De modo que así tan interesantes como incompletos me resultan estos imaginarios bogotano-latinoamericanos. La voluntad regional como encuadre general para la exposición hace que Bogotá se diluya entre la nostalgia y lo pintoresco. No sería lo mismo si el encuadre fuera, por ejemplo, Ciudades del mundo o incluso Capitales latinoamericanas y bastaría aclarar que no se trata de vender a Bogotá como la embajadora de Colombia ante Latinoamérica y tampoco de lavar la imagen de ciudad corrupta y peligrosa que tanto ofende al turismo y a los que creen que una imagen negativa se contrarresta con ideas, actitudes e imágenes positivas.

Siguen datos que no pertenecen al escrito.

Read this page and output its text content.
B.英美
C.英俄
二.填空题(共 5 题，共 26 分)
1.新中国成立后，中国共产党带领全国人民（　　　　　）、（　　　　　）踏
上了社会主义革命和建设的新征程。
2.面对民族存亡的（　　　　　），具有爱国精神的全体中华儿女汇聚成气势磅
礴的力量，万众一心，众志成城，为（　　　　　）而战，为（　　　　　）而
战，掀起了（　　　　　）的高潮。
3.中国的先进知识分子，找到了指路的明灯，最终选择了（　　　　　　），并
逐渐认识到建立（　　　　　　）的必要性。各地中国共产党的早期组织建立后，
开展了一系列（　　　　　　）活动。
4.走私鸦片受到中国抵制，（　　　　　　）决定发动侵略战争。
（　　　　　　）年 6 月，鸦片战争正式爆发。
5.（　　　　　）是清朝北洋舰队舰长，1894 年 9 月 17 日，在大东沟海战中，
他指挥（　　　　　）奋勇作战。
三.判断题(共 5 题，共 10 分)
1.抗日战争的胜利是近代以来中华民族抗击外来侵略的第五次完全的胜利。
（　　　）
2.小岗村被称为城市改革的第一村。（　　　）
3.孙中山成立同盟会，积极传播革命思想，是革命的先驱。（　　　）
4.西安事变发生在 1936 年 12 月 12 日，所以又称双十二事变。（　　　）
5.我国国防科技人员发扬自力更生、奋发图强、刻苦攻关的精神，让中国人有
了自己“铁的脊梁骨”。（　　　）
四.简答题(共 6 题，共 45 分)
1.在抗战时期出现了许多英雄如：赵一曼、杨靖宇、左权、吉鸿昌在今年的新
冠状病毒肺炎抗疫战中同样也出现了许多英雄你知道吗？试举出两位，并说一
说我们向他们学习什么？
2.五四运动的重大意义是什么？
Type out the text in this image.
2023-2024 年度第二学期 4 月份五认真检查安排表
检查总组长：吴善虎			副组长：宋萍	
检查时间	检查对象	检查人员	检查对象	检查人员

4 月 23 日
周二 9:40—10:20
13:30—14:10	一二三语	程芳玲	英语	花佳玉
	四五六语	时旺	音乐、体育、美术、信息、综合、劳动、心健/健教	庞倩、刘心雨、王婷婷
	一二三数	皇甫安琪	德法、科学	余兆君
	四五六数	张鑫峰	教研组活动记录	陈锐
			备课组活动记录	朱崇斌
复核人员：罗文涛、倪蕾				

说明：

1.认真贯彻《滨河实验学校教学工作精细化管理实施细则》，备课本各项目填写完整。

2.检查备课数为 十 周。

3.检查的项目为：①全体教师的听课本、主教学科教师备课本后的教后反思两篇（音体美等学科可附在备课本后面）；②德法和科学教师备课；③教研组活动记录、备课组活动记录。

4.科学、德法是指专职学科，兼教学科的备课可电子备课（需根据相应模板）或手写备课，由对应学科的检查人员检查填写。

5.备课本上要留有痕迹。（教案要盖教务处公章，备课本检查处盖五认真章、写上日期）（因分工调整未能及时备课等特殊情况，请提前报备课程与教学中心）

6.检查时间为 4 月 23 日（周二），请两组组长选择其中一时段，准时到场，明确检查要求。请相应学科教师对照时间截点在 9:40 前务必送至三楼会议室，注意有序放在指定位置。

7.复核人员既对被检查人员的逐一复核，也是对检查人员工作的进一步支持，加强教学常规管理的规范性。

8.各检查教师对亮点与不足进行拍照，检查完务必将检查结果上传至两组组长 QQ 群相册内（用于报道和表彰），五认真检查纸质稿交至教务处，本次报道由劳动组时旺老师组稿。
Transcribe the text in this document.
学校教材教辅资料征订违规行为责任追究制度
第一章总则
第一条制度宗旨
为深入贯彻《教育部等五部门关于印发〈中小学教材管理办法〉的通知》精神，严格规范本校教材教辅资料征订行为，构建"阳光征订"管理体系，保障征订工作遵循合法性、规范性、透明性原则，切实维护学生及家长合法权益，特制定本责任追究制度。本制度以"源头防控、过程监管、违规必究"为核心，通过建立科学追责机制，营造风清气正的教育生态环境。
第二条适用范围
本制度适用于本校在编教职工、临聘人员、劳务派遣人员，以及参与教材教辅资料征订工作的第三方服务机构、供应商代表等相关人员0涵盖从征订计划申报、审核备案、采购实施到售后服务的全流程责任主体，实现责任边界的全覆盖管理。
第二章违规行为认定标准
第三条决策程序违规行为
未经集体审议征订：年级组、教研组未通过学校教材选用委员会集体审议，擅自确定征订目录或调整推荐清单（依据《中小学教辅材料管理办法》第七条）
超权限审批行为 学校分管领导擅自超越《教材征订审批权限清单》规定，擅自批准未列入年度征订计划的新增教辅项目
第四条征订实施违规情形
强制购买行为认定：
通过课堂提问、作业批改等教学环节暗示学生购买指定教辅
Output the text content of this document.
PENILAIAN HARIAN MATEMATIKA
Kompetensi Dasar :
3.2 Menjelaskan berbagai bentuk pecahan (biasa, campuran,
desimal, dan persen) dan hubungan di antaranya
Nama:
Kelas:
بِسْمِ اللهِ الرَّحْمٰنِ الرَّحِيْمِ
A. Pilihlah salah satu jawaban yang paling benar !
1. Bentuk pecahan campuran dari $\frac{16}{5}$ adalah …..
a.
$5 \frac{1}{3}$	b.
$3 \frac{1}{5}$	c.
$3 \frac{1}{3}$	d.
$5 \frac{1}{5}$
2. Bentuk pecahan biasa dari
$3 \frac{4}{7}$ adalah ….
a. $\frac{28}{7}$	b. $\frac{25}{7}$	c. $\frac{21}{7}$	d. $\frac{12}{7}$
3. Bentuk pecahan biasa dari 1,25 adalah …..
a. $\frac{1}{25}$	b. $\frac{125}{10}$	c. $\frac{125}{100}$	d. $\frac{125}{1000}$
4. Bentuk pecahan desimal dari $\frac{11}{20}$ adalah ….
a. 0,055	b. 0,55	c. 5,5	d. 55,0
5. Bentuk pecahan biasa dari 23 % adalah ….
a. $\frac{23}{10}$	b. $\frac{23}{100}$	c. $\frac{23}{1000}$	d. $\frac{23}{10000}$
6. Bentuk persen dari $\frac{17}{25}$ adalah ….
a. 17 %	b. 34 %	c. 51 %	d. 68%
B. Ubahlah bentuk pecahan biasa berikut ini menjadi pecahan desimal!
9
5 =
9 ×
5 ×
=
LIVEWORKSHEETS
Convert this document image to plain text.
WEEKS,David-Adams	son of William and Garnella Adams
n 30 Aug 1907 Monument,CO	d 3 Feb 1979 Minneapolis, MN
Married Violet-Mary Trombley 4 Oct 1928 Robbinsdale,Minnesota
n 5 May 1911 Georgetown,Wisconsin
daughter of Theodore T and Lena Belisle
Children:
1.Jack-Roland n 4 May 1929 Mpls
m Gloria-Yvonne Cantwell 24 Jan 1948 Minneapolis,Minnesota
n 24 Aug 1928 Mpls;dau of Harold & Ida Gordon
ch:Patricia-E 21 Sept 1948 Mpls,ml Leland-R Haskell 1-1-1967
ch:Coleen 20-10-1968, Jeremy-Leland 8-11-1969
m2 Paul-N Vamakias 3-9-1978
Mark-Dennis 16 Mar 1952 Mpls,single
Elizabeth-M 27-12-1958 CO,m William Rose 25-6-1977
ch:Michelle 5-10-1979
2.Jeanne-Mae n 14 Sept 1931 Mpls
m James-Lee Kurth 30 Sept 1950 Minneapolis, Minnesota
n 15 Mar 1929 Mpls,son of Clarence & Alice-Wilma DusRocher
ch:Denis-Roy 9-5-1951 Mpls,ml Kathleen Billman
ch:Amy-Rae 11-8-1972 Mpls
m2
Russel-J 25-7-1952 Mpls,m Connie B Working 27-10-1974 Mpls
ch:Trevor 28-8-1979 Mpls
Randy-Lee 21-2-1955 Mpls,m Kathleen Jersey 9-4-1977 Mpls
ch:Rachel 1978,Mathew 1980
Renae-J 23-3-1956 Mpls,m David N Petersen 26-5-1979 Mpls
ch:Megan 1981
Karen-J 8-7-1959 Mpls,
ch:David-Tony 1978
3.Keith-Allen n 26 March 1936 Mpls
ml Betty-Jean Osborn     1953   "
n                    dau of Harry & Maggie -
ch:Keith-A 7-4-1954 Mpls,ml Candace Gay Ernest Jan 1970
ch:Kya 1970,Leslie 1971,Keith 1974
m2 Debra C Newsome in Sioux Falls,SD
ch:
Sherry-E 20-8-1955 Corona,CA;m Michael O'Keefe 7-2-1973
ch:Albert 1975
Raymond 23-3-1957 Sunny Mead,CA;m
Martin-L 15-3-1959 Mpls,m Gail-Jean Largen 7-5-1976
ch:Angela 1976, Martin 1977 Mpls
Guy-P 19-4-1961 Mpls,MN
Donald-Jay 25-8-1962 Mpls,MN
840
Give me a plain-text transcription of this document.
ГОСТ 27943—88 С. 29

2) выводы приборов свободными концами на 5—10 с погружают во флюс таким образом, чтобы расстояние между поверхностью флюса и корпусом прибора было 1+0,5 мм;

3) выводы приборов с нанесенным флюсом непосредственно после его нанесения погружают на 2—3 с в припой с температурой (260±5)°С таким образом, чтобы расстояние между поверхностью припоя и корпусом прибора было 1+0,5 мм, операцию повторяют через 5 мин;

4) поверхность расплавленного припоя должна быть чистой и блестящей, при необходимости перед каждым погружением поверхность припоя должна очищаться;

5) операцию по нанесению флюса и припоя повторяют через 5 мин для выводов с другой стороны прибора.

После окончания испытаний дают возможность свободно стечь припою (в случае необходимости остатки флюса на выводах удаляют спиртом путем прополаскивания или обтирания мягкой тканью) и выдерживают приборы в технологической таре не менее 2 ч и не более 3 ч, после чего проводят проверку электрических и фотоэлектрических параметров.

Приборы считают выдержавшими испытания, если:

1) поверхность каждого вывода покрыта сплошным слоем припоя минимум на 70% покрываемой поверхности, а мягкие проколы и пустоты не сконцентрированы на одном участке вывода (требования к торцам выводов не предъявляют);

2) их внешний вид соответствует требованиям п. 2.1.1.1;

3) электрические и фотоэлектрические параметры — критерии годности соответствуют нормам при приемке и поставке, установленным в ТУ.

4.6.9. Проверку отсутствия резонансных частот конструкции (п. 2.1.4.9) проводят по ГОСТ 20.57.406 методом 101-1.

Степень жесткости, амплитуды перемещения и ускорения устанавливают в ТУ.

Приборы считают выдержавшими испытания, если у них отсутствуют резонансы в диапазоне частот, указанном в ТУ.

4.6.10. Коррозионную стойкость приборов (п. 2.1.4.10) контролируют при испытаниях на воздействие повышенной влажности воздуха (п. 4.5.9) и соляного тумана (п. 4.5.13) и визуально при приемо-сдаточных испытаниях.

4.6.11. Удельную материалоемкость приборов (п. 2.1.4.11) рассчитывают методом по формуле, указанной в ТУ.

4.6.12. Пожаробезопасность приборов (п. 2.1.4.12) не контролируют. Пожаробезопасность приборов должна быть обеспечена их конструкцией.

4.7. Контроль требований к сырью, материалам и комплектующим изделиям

O como en el turismo local, denunciar una problemática a medias puede llevar a la condescendencia y embellecimiento de lo autóctono, al modo que lo hacen las fondas típicas. Así, del interés por la representación de lo real se pasa sin filtros al interés por lo propio, entendido como autóctono, y de aquí a la construcción de los imaginarios de unos individuos sobre sí mismos, más parecidos a la construcción intelectual de unos ciudadanos sobre otros, que de unos ciudadanos sobre sí mismos.
Juan Luis Rodríguez
[1] …falta el nombre del autor del texto…no es de Armando Silva…
[2] Michel Foucault. Las palabras y las cosas (1966). Siglo XXI, Bogotá, 1990, pág-1.
[3] Adrián Gorelik. Miradas sobre Buenos Aires. Historia cultural y crítica urbana. Capítulo 12: Razones de un malestar. Siglo XXI, Buenos Aires, 2004, pág-259.